PRZEPIS NA CHLEB PSZENNY Z OTRĘBAMI OWSIANYMI
Chleb pszenny z otrębami owsianymi – składniki
350 g mąki pszennej jasnej
150 g otrębów owsianych
320 ml wody
2 łyżeczki soli
2 łyżeczki cukru
2 łyżeczki drożdży instant (lub 20-25 g świeżych)
Chleb pszenny z otrębami owsianymi – wykonanie
Przy robieniu tego chleba dobrze by było posłużyć się robotem kuchennym. Ciasto się nieco klei (przez obecność otrębów) więc wyrabianie ręczne będzie kłopotliwe. Oczywiście nie niemożliwe, tylko trochę kłopotliwe. Jeśli nie macie robota, to możecie pokusić się o wyrobienie ręczne. Ale żeby nie było, że nie ostrzegałem.

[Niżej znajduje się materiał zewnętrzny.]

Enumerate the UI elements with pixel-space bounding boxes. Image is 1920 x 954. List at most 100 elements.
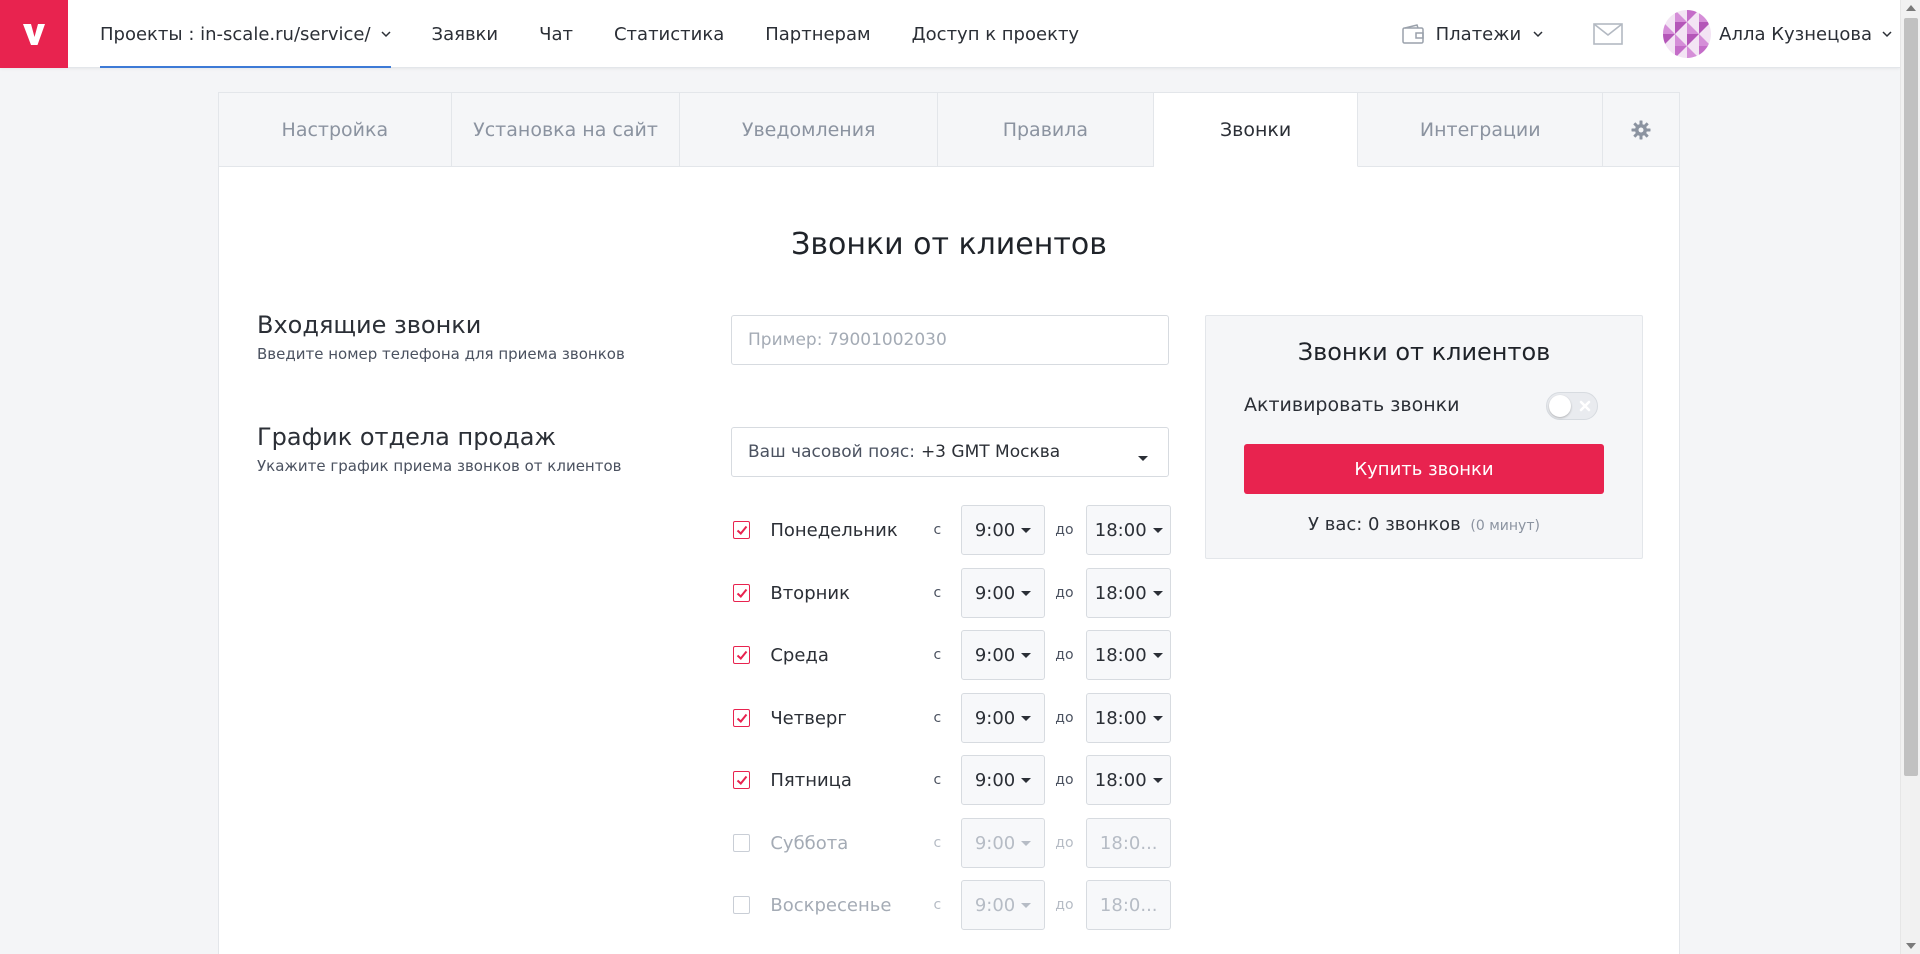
from-label: с: [933, 710, 942, 726]
to-label: до: [1055, 710, 1074, 726]
from-label: с: [933, 897, 942, 913]
check-icon: [736, 713, 747, 723]
settings-tabs: Настройка Установка на сайт Уведомления …: [219, 93, 1679, 167]
to-time-value: 18:00: [1094, 769, 1147, 791]
tab-site-install-label: Установка на сайт: [473, 118, 658, 141]
user-menu[interactable]: Алла Кузнецова: [1663, 10, 1892, 58]
day-checkbox[interactable]: [733, 521, 751, 539]
to-label: до: [1055, 585, 1074, 601]
from-label: с: [933, 772, 942, 788]
from-time-select[interactable]: 9:00: [960, 693, 1046, 743]
avatar-pattern-icon: [1663, 10, 1712, 58]
scroll-up-icon[interactable]: [1906, 5, 1916, 11]
day-row: Суббота с 9:00 до 18:0...: [731, 818, 1171, 868]
to-label: до: [1055, 897, 1074, 913]
tab-rules[interactable]: Правила: [938, 93, 1154, 166]
from-time-select[interactable]: 9:00: [960, 568, 1046, 618]
gear-icon: [1631, 120, 1651, 139]
nav-chat[interactable]: Чат: [539, 0, 573, 68]
check-icon: [736, 650, 747, 660]
to-time-select[interactable]: 18:0...: [1086, 880, 1171, 930]
tab-rules-label: Правила: [1002, 118, 1089, 141]
tab-site-install[interactable]: Установка на сайт: [452, 93, 681, 166]
day-name: Понедельник: [770, 519, 898, 541]
to-time-select[interactable]: 18:00: [1086, 505, 1171, 555]
timezone-select[interactable]: Ваш часовой пояс: +3 GMT Москва: [731, 427, 1169, 477]
tab-calls[interactable]: Звонки: [1153, 93, 1359, 167]
top-navbar: Проекты : in-scale.ru/service/ Заявки Ча…: [0, 0, 1900, 68]
to-time-value: 18:0...: [1099, 894, 1158, 916]
calls-balance: У вас: 0 звонков (0 минут): [1206, 514, 1642, 535]
to-time-select[interactable]: 18:00: [1086, 630, 1171, 680]
sales-schedule-subtitle: Укажите график приема звонков от клиенто…: [257, 457, 622, 475]
to-time-select[interactable]: 18:00: [1086, 693, 1171, 743]
to-time-select[interactable]: 18:00: [1086, 568, 1171, 618]
to-time-select[interactable]: 18:0...: [1086, 818, 1171, 868]
tab-gear[interactable]: [1603, 93, 1679, 166]
nav-requests-label: Заявки: [431, 23, 499, 45]
from-label: с: [933, 647, 942, 663]
day-checkbox[interactable]: [733, 646, 751, 664]
nav-requests[interactable]: Заявки: [432, 0, 499, 68]
close-icon: [1579, 400, 1591, 412]
caret-down-icon: [1152, 652, 1163, 658]
from-time-select[interactable]: 9:00: [960, 880, 1046, 930]
day-checkbox[interactable]: [733, 834, 751, 852]
scrollbar-thumb[interactable]: [1904, 18, 1918, 776]
from-time-value: 9:00: [974, 582, 1016, 604]
to-label: до: [1055, 835, 1074, 851]
activate-calls-toggle[interactable]: [1546, 392, 1598, 420]
logo-v-icon: [23, 24, 45, 45]
nav-statistics[interactable]: Статистика: [614, 0, 724, 68]
nav-chat-label: Чат: [539, 23, 573, 45]
check-icon: [736, 775, 747, 785]
sales-schedule-heading: График отдела продаж: [257, 423, 557, 451]
tab-notifications[interactable]: Уведомления: [680, 93, 939, 166]
from-label: с: [933, 522, 942, 538]
phone-input[interactable]: [731, 315, 1169, 365]
tab-settings-label: Настройка: [281, 118, 389, 141]
chevron-down-icon: [1533, 31, 1543, 38]
caret-down-icon: [1152, 777, 1163, 783]
user-name: Алла Кузнецова: [1719, 23, 1872, 45]
to-time-select[interactable]: 18:00: [1086, 755, 1171, 805]
nav-project-access-label: Доступ к проекту: [911, 23, 1080, 45]
nav-projects-label: Проекты : in-scale.ru/service/: [100, 23, 371, 45]
day-checkbox[interactable]: [733, 896, 751, 914]
wallet-icon: [1401, 24, 1424, 44]
payments-dropdown[interactable]: Платежи: [1401, 24, 1544, 45]
calls-balance-text: У вас: 0 звонков: [1308, 514, 1461, 535]
day-name: Четверг: [770, 707, 847, 729]
page-scrollbar[interactable]: [1900, 0, 1920, 954]
from-time-select[interactable]: 9:00: [960, 630, 1046, 680]
day-checkbox[interactable]: [733, 771, 751, 789]
from-time-value: 9:00: [974, 769, 1016, 791]
nav-project-access[interactable]: Доступ к проекту: [912, 0, 1079, 68]
from-time-select[interactable]: 9:00: [960, 505, 1046, 555]
caret-down-icon: [1152, 590, 1163, 596]
from-time-value: 9:00: [974, 707, 1016, 729]
logo[interactable]: [0, 0, 68, 68]
buy-calls-button[interactable]: Купить звонки: [1244, 444, 1604, 494]
scroll-down-icon[interactable]: [1906, 943, 1916, 949]
avatar: [1663, 10, 1712, 58]
chevron-down-icon: [1882, 31, 1892, 38]
from-time-select[interactable]: 9:00: [960, 755, 1046, 805]
tab-settings[interactable]: Настройка: [219, 93, 452, 166]
right-nav: Платежи Алла Кузнецова: [1401, 0, 1900, 68]
nav-projects[interactable]: Проекты : in-scale.ru/service/: [100, 0, 391, 68]
calls-panel: Звонки от клиентов Активировать звонки К…: [1205, 315, 1643, 559]
day-checkbox[interactable]: [733, 584, 751, 602]
day-row: Понедельник с 9:00 до 18:00: [731, 505, 1171, 555]
day-checkbox[interactable]: [733, 709, 751, 727]
day-row: Четверг с 9:00 до 18:00: [731, 693, 1171, 743]
mail-icon[interactable]: [1593, 23, 1623, 45]
from-time-value: 9:00: [974, 644, 1016, 666]
day-row: Среда с 9:00 до 18:00: [731, 630, 1171, 680]
nav-statistics-label: Статистика: [613, 23, 725, 45]
page-title: Звонки от клиентов: [791, 227, 1107, 262]
tab-integrations[interactable]: Интеграции: [1358, 93, 1604, 166]
caret-down-icon: [1138, 456, 1148, 461]
from-time-select[interactable]: 9:00: [960, 818, 1046, 868]
nav-partners[interactable]: Партнерам: [765, 0, 870, 68]
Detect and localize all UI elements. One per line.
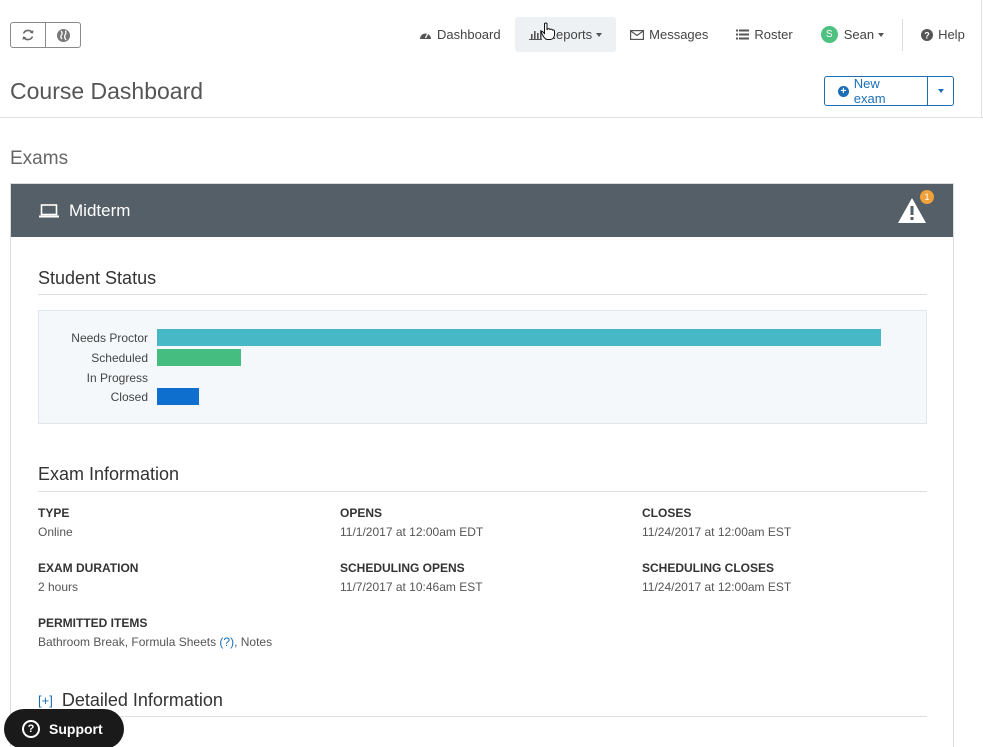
status-row: Closed bbox=[39, 388, 199, 405]
info-type: TYPE Online bbox=[38, 506, 73, 539]
nav-reports[interactable]: Reports bbox=[514, 17, 617, 52]
nav-messages-label: Messages bbox=[649, 27, 709, 42]
status-bar[interactable] bbox=[157, 388, 199, 405]
exam-title: Midterm bbox=[69, 200, 131, 220]
status-row: In Progress bbox=[39, 369, 157, 386]
dashboard-icon bbox=[419, 29, 432, 40]
section-heading-exams: Exams bbox=[10, 148, 69, 169]
info-key: SCHEDULING OPENS bbox=[340, 561, 465, 575]
chevron-down-icon bbox=[878, 32, 885, 37]
page-title: Course Dashboard bbox=[10, 78, 204, 104]
status-label: Needs Proctor bbox=[71, 330, 148, 345]
info-key: TYPE bbox=[38, 506, 70, 520]
info-key: SCHEDULING CLOSES bbox=[642, 561, 775, 575]
support-label: Support bbox=[49, 721, 103, 737]
detailed-information-divider bbox=[38, 716, 927, 717]
header-divider bbox=[0, 117, 983, 118]
refresh-icon bbox=[22, 29, 34, 41]
nav-dashboard[interactable]: Dashboard bbox=[405, 17, 515, 52]
exam-card-header[interactable]: Midterm 1 bbox=[11, 184, 953, 237]
nav-dashboard-label: Dashboard bbox=[437, 27, 501, 42]
info-value: 11/7/2017 at 10:46am EST bbox=[340, 580, 483, 594]
info-value: 11/1/2017 at 12:00am EDT bbox=[340, 525, 484, 539]
list-icon bbox=[736, 29, 750, 40]
detailed-information-heading: Detailed Information bbox=[61, 690, 223, 710]
status-row: Needs Proctor bbox=[39, 329, 881, 346]
nav-divider bbox=[902, 18, 904, 51]
formula-sheets-help-link[interactable]: (?) bbox=[219, 635, 234, 649]
globe-button[interactable] bbox=[45, 22, 81, 48]
info-closes: CLOSES 11/24/2017 at 12:00am EST bbox=[642, 506, 791, 539]
nav-messages[interactable]: Messages bbox=[616, 17, 722, 52]
expand-toggle[interactable]: [+] bbox=[38, 693, 53, 708]
new-exam-button[interactable]: + New exam bbox=[824, 76, 928, 106]
info-value: 2 hours bbox=[38, 580, 79, 594]
detailed-information-toggle[interactable]: [+] Detailed Information bbox=[38, 690, 223, 711]
globe-icon bbox=[56, 28, 70, 42]
info-key: PERMITTED ITEMS bbox=[38, 616, 148, 630]
chevron-down-icon bbox=[937, 89, 944, 93]
nav-help[interactable]: ? Help bbox=[907, 17, 979, 52]
status-label: In Progress bbox=[86, 370, 148, 385]
permitted-items-text: Bathroom Break, Formula Sheets bbox=[38, 635, 217, 649]
info-scheduling-closes: SCHEDULING CLOSES 11/24/2017 at 12:00am … bbox=[642, 561, 791, 594]
plus-circle-icon: + bbox=[838, 85, 849, 97]
status-bar[interactable] bbox=[157, 349, 241, 366]
new-exam-dropdown-toggle[interactable] bbox=[928, 76, 954, 106]
question-circle-icon: ? bbox=[22, 720, 40, 738]
envelope-icon bbox=[630, 29, 645, 40]
right-divider bbox=[981, 0, 982, 118]
chevron-down-icon bbox=[596, 32, 603, 37]
student-status-chart: Needs Proctor Scheduled In Progress Clos… bbox=[38, 310, 927, 424]
new-exam-label: New exam bbox=[853, 76, 886, 106]
top-bar: Dashboard Reports Messages Roster S Sean bbox=[0, 0, 983, 70]
nav-roster-label: Roster bbox=[754, 27, 793, 42]
refresh-button[interactable] bbox=[10, 22, 46, 48]
status-label: Scheduled bbox=[91, 350, 148, 365]
info-permitted-items: PERMITTED ITEMS Bathroom Break, Formula … bbox=[38, 616, 272, 649]
info-key: OPENS bbox=[340, 506, 383, 520]
info-value: 11/24/2017 at 12:00am EST bbox=[642, 525, 792, 539]
exam-information-divider bbox=[38, 491, 927, 492]
toolbar-button-group bbox=[10, 22, 81, 48]
help-icon: ? bbox=[921, 28, 934, 41]
alert-count-badge: 1 bbox=[920, 190, 934, 204]
info-value: 11/24/2017 at 12:00am EST bbox=[642, 580, 792, 594]
nav-user-name: Sean bbox=[843, 27, 875, 42]
nav-help-label: Help bbox=[938, 27, 965, 42]
status-label: Closed bbox=[110, 389, 148, 404]
exam-information-heading: Exam Information bbox=[38, 464, 180, 484]
nav-roster[interactable]: Roster bbox=[722, 17, 806, 52]
laptop-icon bbox=[39, 203, 59, 217]
permitted-items-text: , Notes bbox=[234, 635, 273, 649]
avatar: S bbox=[820, 26, 838, 43]
info-value: Online bbox=[38, 525, 73, 539]
info-duration: EXAM DURATION 2 hours bbox=[38, 561, 138, 594]
support-button[interactable]: ? Support bbox=[4, 709, 124, 747]
status-row: Scheduled bbox=[39, 349, 241, 366]
nav-user-menu[interactable]: S Sean bbox=[807, 17, 898, 52]
info-key: CLOSES bbox=[642, 506, 692, 520]
student-status-heading: Student Status bbox=[38, 268, 157, 288]
info-key: EXAM DURATION bbox=[38, 561, 139, 575]
main-nav: Dashboard Reports Messages Roster S Sean bbox=[405, 17, 979, 52]
new-exam-button-group: + New exam bbox=[824, 76, 954, 106]
svg-text:?: ? bbox=[924, 30, 930, 40]
info-scheduling-opens: SCHEDULING OPENS 11/7/2017 at 10:46am ES… bbox=[340, 561, 483, 594]
info-value: Bathroom Break, Formula Sheets (?), Note… bbox=[38, 635, 272, 649]
info-opens: OPENS 11/1/2017 at 12:00am EDT bbox=[340, 506, 483, 539]
status-bar[interactable] bbox=[157, 329, 881, 346]
exam-card: Midterm 1 Student Status Needs Proctor S… bbox=[10, 183, 954, 747]
hand-cursor-icon bbox=[540, 22, 555, 40]
student-status-divider bbox=[38, 294, 927, 295]
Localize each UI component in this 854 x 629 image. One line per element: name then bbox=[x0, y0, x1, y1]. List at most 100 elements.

Tak więc łączymy ze sobą wszystkie składniki i wyrabiamy ciasto (ok. 7 minut robotem kuchennym lub 12-15 minut ręcznie). Po wyrobieniu przykrywamy ściereczką i zostawiamy do wyrośnięcia na ok. 1 godzinę.
Po tym czasie przekładamy ciasto do wyłożonej papierem do pieczenia formy (ok. 11x25 cm), przykrywamy ściereczką i ponownie zostawiamy do wyrośnięcia na 1 godz.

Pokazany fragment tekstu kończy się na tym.